Berbicara tentang keadaan sosial-ekonomi masyarakat Indonesia memang tidak ada habisnya. Begitu pula dengan kaum buruh yang aktif menyuarakan haknya, tuntutan demi tuntutan yang dibuat untuk kesejahteraan tetap diperjuangkan meskipun diterjang oleh teriknya matahari.
Apa yang presiden bicarakan kadang tidak sama dengan yang dilakukan oleh anggota dewannya, hal itu membuat situasi semakin pelik dan runyam.

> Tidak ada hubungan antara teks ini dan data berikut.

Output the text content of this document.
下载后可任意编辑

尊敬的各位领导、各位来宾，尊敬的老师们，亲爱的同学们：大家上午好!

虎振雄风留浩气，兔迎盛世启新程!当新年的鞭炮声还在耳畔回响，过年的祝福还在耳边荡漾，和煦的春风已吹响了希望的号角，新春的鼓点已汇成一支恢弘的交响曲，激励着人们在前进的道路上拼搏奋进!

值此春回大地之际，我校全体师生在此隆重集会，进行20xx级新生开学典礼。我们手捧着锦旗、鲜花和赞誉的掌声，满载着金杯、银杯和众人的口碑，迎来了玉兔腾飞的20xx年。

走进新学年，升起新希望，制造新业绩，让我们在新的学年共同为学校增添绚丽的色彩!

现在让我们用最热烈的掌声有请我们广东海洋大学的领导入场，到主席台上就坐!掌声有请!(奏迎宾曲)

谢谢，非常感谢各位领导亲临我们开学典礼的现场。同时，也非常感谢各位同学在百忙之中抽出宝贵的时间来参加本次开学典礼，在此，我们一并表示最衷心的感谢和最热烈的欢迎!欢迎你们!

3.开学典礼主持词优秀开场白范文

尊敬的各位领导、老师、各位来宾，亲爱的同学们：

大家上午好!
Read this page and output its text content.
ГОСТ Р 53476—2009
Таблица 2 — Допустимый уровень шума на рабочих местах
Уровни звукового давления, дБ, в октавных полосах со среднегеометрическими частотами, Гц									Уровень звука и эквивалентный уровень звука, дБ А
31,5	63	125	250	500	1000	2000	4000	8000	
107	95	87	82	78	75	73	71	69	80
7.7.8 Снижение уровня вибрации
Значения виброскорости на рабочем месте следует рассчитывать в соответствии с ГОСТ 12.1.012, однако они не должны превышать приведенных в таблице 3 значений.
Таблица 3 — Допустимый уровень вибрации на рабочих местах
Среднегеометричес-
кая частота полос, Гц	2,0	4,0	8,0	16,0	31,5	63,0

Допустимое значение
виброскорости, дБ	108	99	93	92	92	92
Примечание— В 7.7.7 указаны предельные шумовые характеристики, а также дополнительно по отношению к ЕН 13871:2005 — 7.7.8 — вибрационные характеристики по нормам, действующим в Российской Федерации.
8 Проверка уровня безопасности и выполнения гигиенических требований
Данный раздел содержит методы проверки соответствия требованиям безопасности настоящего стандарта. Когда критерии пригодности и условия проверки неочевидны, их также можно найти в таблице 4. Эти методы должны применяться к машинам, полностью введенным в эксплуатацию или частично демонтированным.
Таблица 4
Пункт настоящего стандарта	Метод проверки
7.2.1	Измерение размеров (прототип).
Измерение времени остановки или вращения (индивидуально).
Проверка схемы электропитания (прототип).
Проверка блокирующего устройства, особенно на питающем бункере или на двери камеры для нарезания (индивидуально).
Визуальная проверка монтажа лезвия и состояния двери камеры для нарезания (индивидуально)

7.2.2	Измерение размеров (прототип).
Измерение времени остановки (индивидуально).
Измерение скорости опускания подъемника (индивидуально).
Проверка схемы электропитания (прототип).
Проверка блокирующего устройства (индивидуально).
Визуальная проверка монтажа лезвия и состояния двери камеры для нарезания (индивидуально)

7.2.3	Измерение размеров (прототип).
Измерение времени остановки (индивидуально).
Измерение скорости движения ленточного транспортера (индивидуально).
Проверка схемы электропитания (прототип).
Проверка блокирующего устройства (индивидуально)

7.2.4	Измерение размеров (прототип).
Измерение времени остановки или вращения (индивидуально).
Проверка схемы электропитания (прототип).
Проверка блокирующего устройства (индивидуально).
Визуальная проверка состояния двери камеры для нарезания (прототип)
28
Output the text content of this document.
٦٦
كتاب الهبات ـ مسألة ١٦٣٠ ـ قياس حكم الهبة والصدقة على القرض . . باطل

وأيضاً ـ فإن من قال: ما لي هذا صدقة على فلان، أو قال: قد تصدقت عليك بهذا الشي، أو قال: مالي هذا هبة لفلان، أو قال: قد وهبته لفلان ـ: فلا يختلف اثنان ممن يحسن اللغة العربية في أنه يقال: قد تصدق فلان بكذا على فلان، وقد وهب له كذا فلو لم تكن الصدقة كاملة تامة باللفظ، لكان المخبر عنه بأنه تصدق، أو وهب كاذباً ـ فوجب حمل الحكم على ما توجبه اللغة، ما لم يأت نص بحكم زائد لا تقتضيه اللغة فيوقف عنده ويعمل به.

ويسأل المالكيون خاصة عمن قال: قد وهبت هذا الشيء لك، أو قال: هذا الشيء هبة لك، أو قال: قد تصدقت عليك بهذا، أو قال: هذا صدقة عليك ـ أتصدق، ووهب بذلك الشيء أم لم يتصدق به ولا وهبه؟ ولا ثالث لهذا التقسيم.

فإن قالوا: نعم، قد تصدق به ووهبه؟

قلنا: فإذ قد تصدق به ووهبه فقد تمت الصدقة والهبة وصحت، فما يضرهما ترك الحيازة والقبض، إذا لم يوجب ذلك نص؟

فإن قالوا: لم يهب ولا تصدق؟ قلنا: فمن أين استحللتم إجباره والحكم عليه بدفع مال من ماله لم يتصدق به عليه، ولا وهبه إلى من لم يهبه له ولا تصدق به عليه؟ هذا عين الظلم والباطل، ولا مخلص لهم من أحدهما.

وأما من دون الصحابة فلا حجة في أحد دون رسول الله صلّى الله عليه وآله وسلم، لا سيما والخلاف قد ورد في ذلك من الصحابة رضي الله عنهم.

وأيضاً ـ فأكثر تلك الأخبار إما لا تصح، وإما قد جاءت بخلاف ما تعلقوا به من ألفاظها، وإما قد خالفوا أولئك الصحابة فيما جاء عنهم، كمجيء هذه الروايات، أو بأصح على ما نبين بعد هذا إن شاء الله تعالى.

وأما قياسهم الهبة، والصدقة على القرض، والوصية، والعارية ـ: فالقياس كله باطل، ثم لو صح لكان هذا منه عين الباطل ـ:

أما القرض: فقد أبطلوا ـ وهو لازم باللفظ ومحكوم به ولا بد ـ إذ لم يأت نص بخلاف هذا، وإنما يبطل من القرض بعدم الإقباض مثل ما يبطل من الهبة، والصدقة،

Seperti yang terjadi pada kaum buruh pada tanggal 14 Mei, yang beramai-ramai turun ke jalan berkumpul menjadi satu dari berbagai daerah.
Hari buruh selalu diperingati setiap tanggal 1 Mei di seluruh dunia, namun pada tahun ini karena tanggal tersebut bertepatan dengan hari raya Idul Fitri maka sementara aksi demo ditunda dan diganti pada tanggal 14 Mei sebagai “May Day Fiesta”.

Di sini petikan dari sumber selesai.